Is it painted or stained? Sounds like you've already found your method since you can't power wash or chemically strip. A big floor sander should take it down evenly. You'll need a belt sander for the edges though. You'll want to go across the entire deck and either run in the screws a bit more or countersink any nails. Unless its screwed from below. Just if the sander reveals any fasteners it will shred the sanding disc and maybe wreck the pad holding it.


----------



## Jokarva (Jan 17, 2010)

http://doverprojects.blogspot.com/2009/04/refinishing-pressure-treated-deck.html

This guy did what you want to do, his deck looks pretty good.

We sanded our deck, floor sander on deck floor and orbital on rails. Spindles were replaced. Still splotches of the old paint/stain, but it looks much better.

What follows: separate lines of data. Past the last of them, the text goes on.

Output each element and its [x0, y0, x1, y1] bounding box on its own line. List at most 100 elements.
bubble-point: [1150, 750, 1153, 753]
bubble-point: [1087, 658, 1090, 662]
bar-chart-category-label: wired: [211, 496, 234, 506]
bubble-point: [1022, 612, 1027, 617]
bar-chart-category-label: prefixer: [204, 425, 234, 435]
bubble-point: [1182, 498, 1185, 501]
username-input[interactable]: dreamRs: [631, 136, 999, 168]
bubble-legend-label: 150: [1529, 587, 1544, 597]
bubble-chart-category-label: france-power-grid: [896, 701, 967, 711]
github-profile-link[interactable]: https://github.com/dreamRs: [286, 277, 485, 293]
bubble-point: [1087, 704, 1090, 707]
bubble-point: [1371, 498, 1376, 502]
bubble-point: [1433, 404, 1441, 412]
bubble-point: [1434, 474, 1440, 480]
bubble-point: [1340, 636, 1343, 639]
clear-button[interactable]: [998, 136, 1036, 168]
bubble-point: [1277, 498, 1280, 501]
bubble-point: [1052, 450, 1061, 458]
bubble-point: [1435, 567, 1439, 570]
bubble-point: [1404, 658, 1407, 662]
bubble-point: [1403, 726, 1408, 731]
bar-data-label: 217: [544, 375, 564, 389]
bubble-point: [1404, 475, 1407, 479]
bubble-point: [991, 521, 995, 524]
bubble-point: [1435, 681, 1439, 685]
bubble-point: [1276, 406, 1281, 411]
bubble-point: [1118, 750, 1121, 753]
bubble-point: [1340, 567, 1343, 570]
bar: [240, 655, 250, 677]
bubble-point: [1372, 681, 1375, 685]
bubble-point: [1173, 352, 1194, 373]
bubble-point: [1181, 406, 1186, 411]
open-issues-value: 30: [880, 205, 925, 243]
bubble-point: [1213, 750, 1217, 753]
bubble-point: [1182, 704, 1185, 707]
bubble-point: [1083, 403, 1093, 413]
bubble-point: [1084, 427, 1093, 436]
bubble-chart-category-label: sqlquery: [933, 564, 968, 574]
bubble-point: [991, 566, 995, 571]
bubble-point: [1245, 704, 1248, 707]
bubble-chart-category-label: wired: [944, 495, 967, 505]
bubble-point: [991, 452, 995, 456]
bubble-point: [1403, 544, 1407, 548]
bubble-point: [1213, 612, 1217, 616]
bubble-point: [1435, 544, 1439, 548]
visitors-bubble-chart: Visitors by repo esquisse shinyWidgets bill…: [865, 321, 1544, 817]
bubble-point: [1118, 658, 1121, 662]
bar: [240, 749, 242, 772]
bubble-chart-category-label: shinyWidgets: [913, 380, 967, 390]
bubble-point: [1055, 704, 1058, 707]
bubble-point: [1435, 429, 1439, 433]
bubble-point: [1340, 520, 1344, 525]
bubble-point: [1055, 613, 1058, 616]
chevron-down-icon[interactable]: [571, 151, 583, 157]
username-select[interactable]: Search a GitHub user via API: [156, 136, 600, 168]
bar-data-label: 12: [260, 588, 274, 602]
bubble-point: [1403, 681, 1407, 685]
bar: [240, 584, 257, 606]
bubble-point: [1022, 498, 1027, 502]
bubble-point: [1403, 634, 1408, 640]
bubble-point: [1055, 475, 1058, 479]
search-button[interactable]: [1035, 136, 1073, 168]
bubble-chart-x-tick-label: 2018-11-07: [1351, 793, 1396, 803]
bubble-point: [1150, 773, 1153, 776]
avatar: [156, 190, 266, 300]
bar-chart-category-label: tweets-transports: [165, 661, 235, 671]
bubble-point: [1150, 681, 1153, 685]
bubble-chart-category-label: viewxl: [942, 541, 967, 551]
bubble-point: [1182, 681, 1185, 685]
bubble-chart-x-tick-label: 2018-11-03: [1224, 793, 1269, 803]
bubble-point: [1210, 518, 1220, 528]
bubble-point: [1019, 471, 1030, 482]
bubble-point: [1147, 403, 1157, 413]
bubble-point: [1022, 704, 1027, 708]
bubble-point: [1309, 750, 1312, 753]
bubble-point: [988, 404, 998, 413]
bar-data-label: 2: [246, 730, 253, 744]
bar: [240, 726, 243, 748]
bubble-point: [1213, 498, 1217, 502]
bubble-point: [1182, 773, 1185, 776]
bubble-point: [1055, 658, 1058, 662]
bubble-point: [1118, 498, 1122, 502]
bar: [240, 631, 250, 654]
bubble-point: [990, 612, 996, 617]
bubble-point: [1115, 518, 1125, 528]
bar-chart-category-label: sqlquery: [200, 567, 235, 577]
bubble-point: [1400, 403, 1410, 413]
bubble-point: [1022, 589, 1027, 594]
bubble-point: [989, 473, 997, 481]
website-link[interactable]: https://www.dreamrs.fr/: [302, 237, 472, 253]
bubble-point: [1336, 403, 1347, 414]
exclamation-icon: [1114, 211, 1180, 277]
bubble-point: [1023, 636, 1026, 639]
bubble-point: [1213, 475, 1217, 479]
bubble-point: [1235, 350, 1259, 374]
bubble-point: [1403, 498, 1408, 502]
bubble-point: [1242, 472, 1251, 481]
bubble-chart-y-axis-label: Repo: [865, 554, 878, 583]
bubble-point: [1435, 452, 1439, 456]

We used respirators and goggles during the sanding. It was a lot of work but it was worth it.


----------



## kaitala (Mar 24, 2011)

Check out a product called "Deck Restore" at home Depot. I haven't used it yet, but will on my mom's old tired deck. It coats with a rubbery type coating, like a rhino liner. You can custom-tint it any color, and it fills in gaps, cracks, etc. I'm guessing scraping off the old peely paint would be your prep work. Nice, too, is that it will be soft on the feet, no splinters, and provide traction when wet.


----------



## Maverick_mg (Mar 11, 2010)

I do a lot of painting and have done and been asked to do decks in the past. There is a striper by jomax that is easy to use and it breaks down in the ground. it would be the easiest because deck stain doesn't work like wood stain, so even if you sand it, it might not remove all of the stain. Deck stain soaks into the wood so even if the decks looks crapy, it could still be "protected". Power washing is one of the worst things you can do to you deck cause it kill the surface of the wood and wont hold a stain for very long. Thats why some people end up staining their decks every year. If you poor a little water on you deck and it beads up, then the deck is still "protected" and wont take a stain. Strip the deck and then look at the surface of the wood. If it looks like the end of paint brush it should be sanded before you stain it. I use the cabot stains and have had good luck with them. Also most deck stains do not want you to do more then one coat so read the back of the can. When you get more then one coat on then you could have issues with it drying. It could stay tacky or peel of by next year. Hope this helps, sorry its so long


----------



## barnyardgal (Sep 21, 2009)

I second what Ross said about renting a sander if you don't have one...I have a friend who sanded the deck then restained it and it looks like new...it don't take as long as ya think to sand one either,of course depending on how big the deck it..his was 16 x 30 times 2 on both sides of the house..


----------